Stories of resilience: neighbors, volunteers and the long winter ahead
In a small courtyard in Zaporizhzhia, a retired engineer named Anatoliy runs a makeshift charging station from his garage. His sign reads: “Hot tea, phone charger, warm word.” Passersby drop coins, bread, and in the morning, small bowls of borscht that a neighbour has made in bulk.
“We learned to help each other because the state cannot be everywhere at once,” he says, handing over a steaming cup. “When you put your hands together, you warm more than the kettle.”
Humanitarian workers say these communal habits—of sharing blankets, rotating generator duty, and keeping lists of the vulnerable—have saved lives. But they also warn: winter will stretch for months yet, and the infrastructure damage is cumulative.
What does recovery look like after such a long, corrosive campaign? How do you rebuild a grid that keeps being attacked? How do you convince investors to pour money into factories and schools when the overhead risk is rockets and drone wings?
These questions are not simply logistical. They are ethical and political. They ask the world whether it will treat reconstruction as a one-time charitable act or as an investment in a stable, European future. They ask Ukrainians whether the sacrifices of four years of war can be repaid with a durable peace and a society rebuilt around resilience, not vulnerability.
Where to from here?
The headlines this week—blackouts, drone salvos, cross-border strikes and huddled negotiations—are symptoms of a conflict that has settled into the steady business of attrition.
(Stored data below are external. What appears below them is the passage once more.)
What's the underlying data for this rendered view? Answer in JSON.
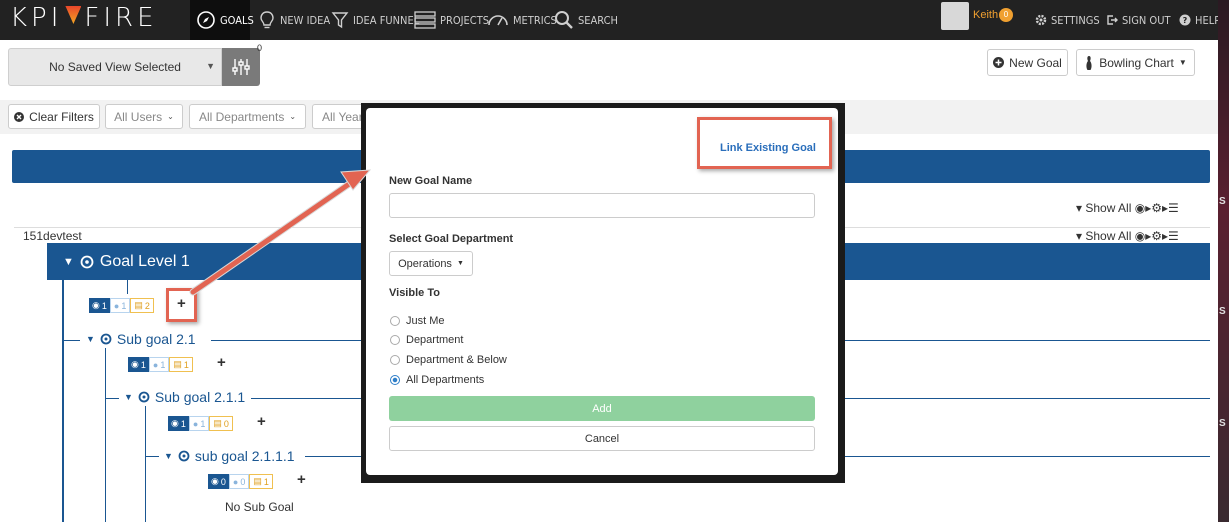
{
  "nav": {
    "logo_left": "KPI",
    "logo_right": "FIRE",
    "items": [
      {
        "label": "GOALS"
      },
      {
        "label": "NEW IDEA"
      },
      {
        "label": "IDEA FUNNEL"
      },
      {
        "label": "PROJECTS"
      },
      {
        "label": "METRICS"
      },
      {
        "label": "SEARCH"
      },
      {
        "label": "SETTINGS"
      },
      {
        "label": "SIGN OUT"
      },
      {
        "label": "HELP"
      }
    ],
    "user": {
      "name": "Keith",
      "badge": "0"
    }
  },
  "toolbar": {
    "saved_view": "No Saved View Selected",
    "filter_count": "0",
    "new_goal": "New Goal",
    "bowling_chart": "Bowling Chart"
  },
  "filters": {
    "clear": "Clear Filters",
    "users": "All Users",
    "departments": "All Departments",
    "years": "All Years"
  },
  "tree": {
    "show_all": "Show All",
    "root": "151devtest",
    "level1": "Goal Level 1",
    "level1_badges": {
      "goals": "1",
      "people": "1",
      "projects": "2"
    },
    "goals": [
      {
        "label": "Sub goal 2.1",
        "badges": {
          "goals": "1",
          "people": "1",
          "projects": "1"
        }
      },
      {
        "label": "Sub goal 2.1.1",
        "badges": {
          "goals": "1",
          "people": "1",
          "projects": "0"
        }
      },
      {
        "label": "sub goal 2.1.1.1",
        "badges": {
          "goals": "0",
          "people": "0",
          "projects": "1"
        }
      }
    ],
    "no_sub_goal": "No Sub Goal",
    "right_edge": [
      "S",
      "S",
      "S"
    ]
  },
  "modal": {
    "link_existing": "Link Existing Goal",
    "name_label": "New Goal Name",
    "name_value": "",
    "department_label": "Select Goal Department",
    "department_value": "Operations",
    "visible_label": "Visible To",
    "visible_options": [
      "Just Me",
      "Department",
      "Department & Below",
      "All Departments"
    ],
    "visible_selected": "All Departments",
    "add": "Add",
    "cancel": "Cancel"
  },
  "colors": {
    "nav_bg": "#222222",
    "brand_blue": "#1a5691",
    "highlight": "#e26452",
    "add_green": "#8fd19e",
    "user_orange": "#f0a030"
  }
}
The human stories, small and incandescent, are the counterweight: volunteers cooking soup, engineers rigging heaters, parents telling bedtime stories with extra layers of meaning.
As Davos convenes and as negotiations continue in tucked-away rooms, remember this: energy is not just a line item on a post-war budget. It is the hum of a hospital, the light on a child’s homework, the steam rising from a pot shared among neighbours. The decisions made this winter will determine whether entire communities warm their hands by solidarity alone—or whether we, collectively, build back the systems that make daily life possible.
Which path do we choose? Will the world rally to repair the lights—or leave families counting candles until spring?